Community Gardeners know how to share. We are all volunteers who freely give plants, labor, resources and expertise. Our budgets are usually under $3,000. We get small grants and member fees – we do a lot with a little. We don’t feel a chill when asked to help struggling neighbors. We consider it an honor to be asked.

But neighborhood parks need large amounts of funding to fix broken equipment and to retool park buildings to serve as sites for resiliency centers, youth spaces, meeting and information hubs. Providing support to help make that happen- even one park at a time -would give hope to parks who would otherwise have none. Training by experienced gardeners (from Community Gardens, Parks, Conservancies, etc.) could support gardening stewardship by local neighbors in every park. It would beautify the city and give communities skills to learn how to truly care for and “own” their parks. Every neighborhood deserves their own "jewel" park.

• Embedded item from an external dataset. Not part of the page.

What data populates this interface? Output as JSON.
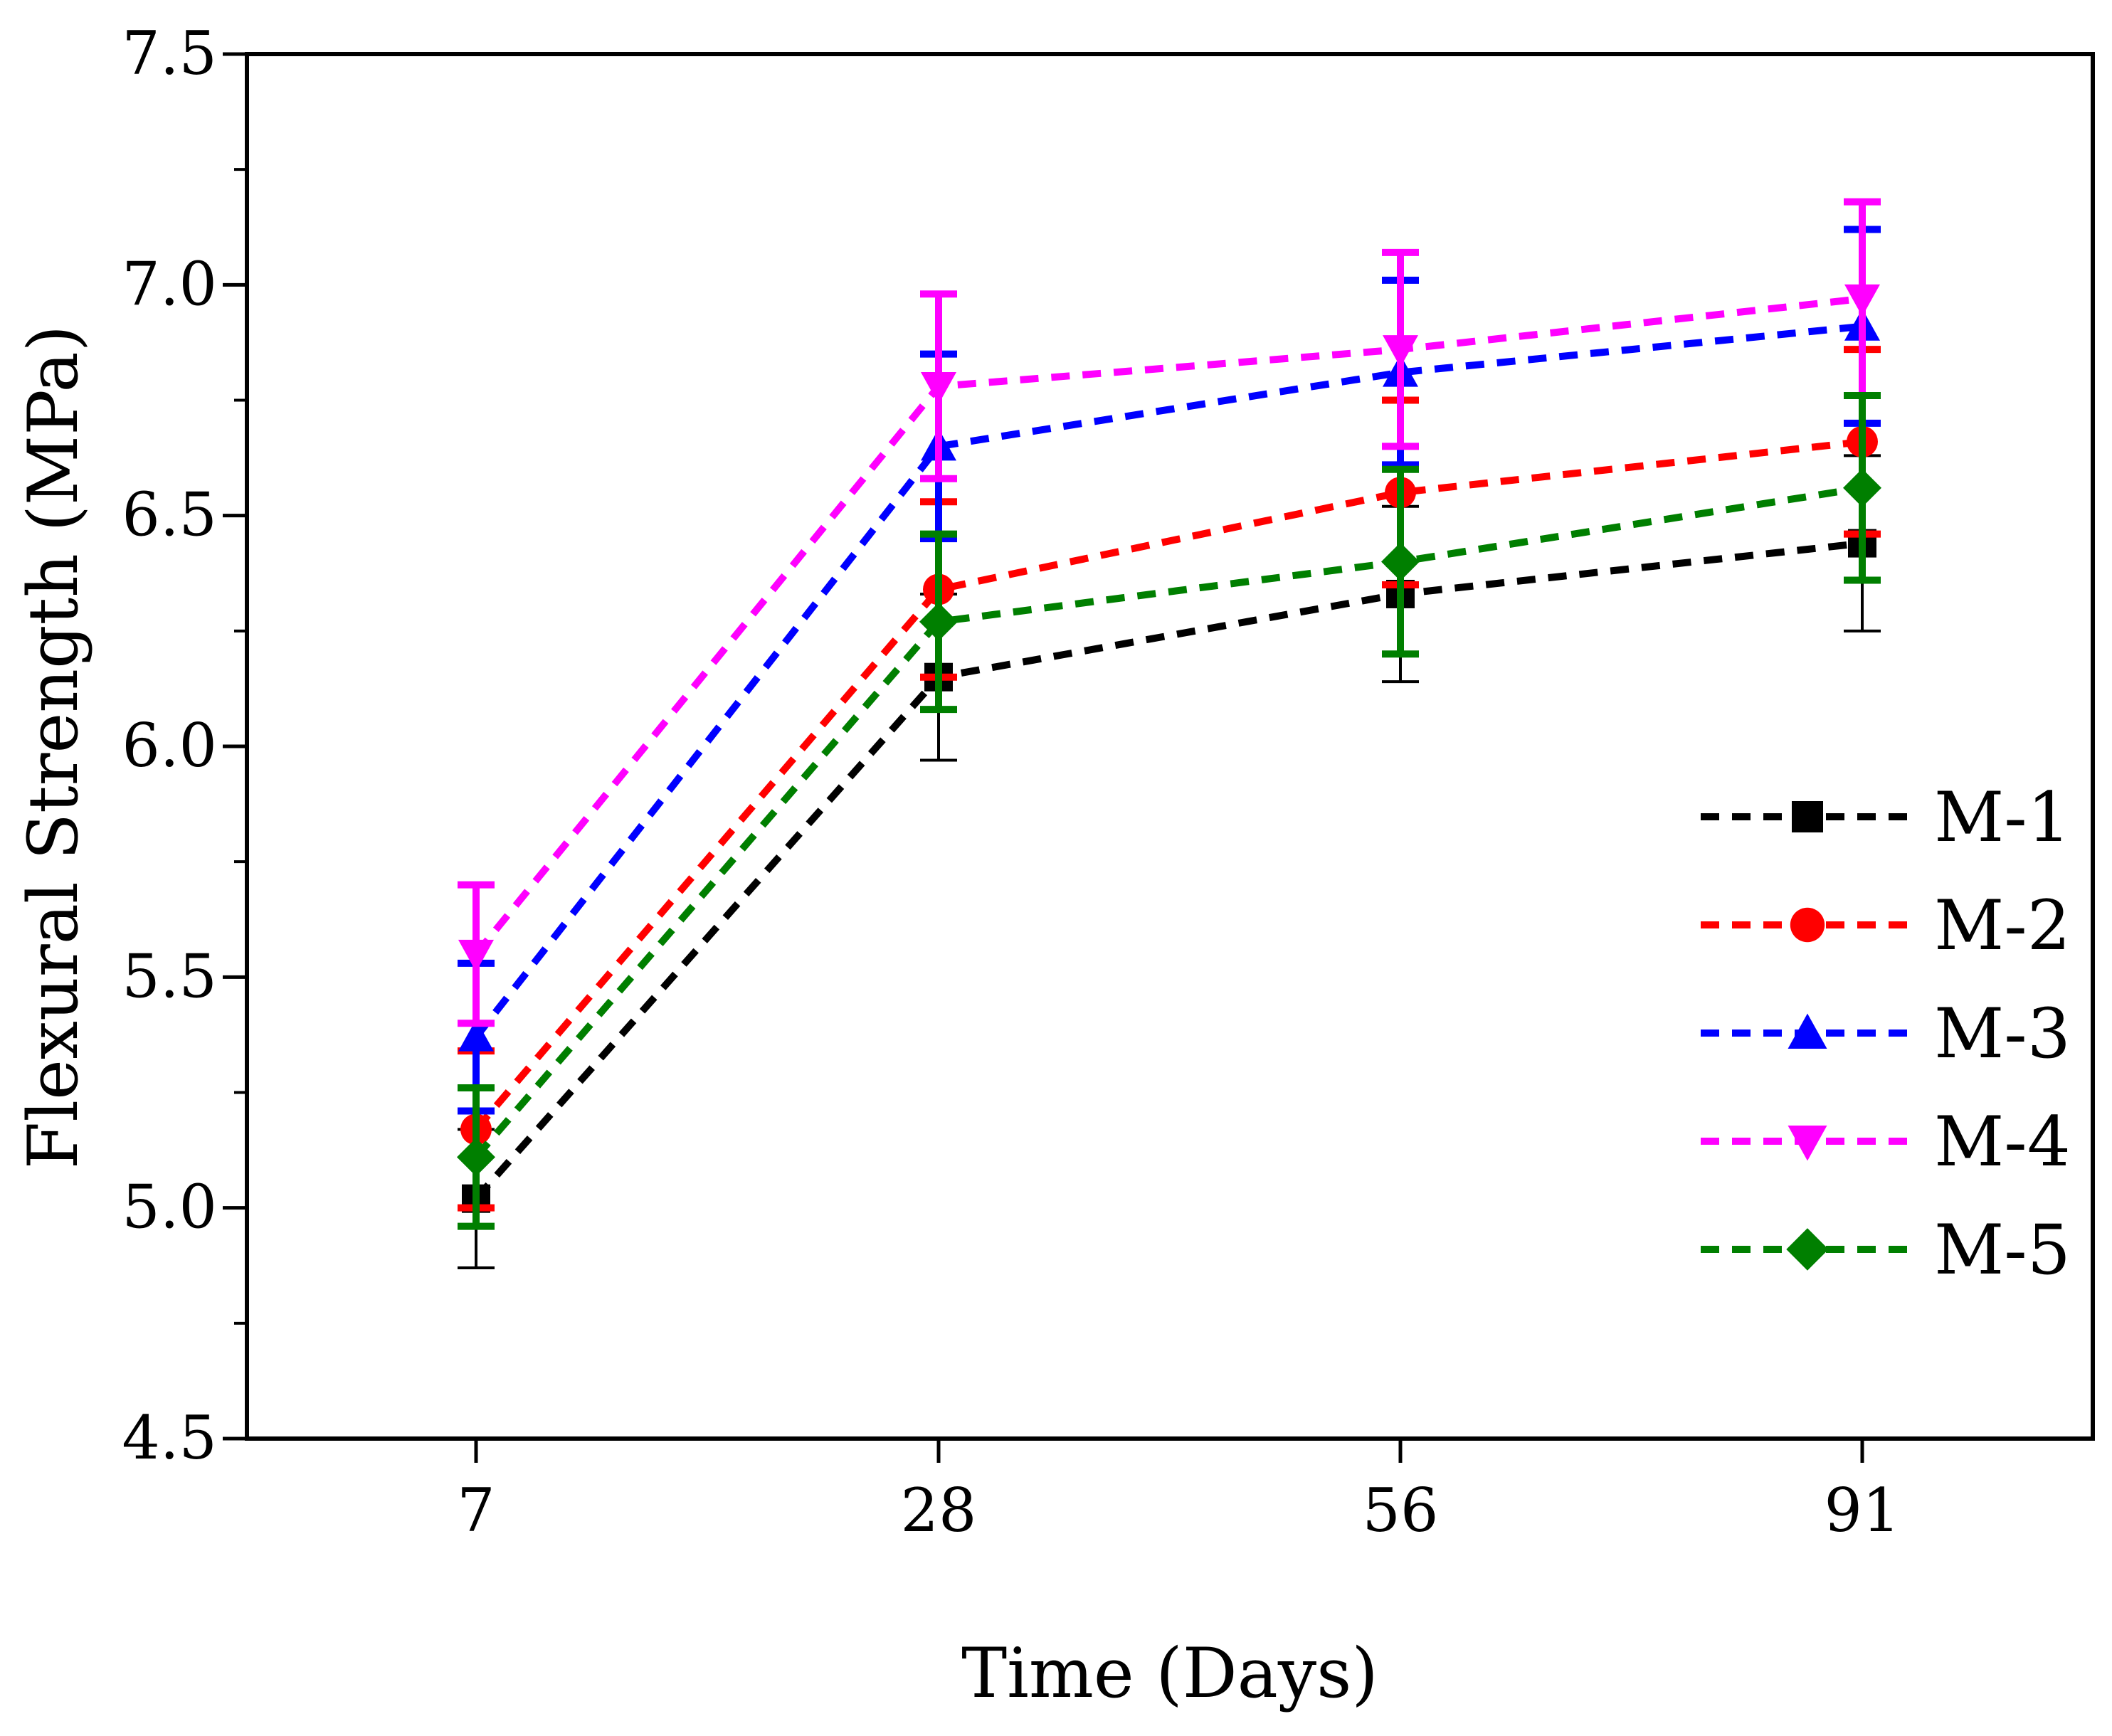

Personally, I don’t believe the public good should have to depend on the largesse of the wealthy for meeting the basic needs of a city. I don’t think a democracy can long survive relying on the whims of the rich. That’s why we have a tax system, so that government, including the Parks Department, would have the resources to take care of all parks.

Dr. King said, “True compassion is more than flinging a coin to a beggar; it comes to see that an edifice which produces beggars needs restructuring.”

Thank you to Senator Squadron for raising the issue in a way that won’t be ignored. And, as Mr. McKellar said, “Any vehicle that creates more equity is a poignant conversation”.